Chapter 1 of 24
Assembly System By Joseph Paxton, Crystal Palace, 1851
The art of joining seems to me a good title for what I may call a minor manifesto. As an aftershock of the Industrial Revolution or even in between, the "Great Industrial Exhibition in 1851" which was sponsored and inaugurated not only in its content but also its envelope, so to speak, by Queen Victoria. This act was a formidable contribution to the civilisation of mankind which cannot be overestimated. And, to nobody's surprise, the art of building today has since that time really developed and progressed accordingly in a remarkable way. In addition to the availability of new energy resources such as nuclear energy, whose first plant was built in England and, by the way, this time personally inaugurated by Queen Elizabeth II and those great achievements in the sciences, open almost unlimited avenues of approach which men now can master and which may make us look into the future with confidence. Of course, there will always remain arguments concerning principles which could be disputed.
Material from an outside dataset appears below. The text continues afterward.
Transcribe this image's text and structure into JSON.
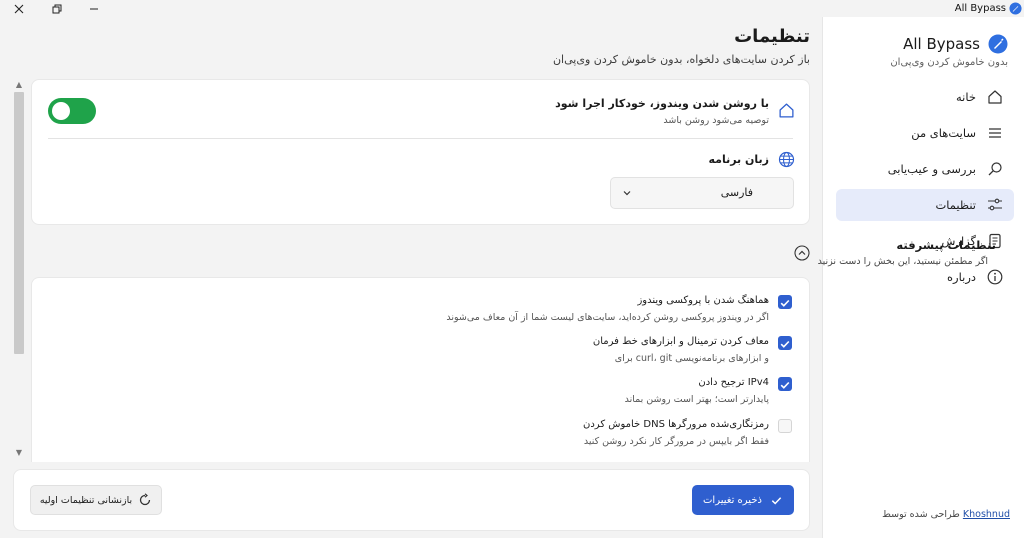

For instance, such as arts and crafts versus science and technology. Or, one could speak about emerging new philosophies, influenced by political, social, economical, scientific or technological, and consequently design principles, all of them triggered by the mass market, automation, time and motion phenomena’s, universal communication and information media; certainly not to forget the all-controlling computer sciences as well as soft and hard-ware, and higher quality demands for artificially, man-invented, synthetic materials and so on and so on.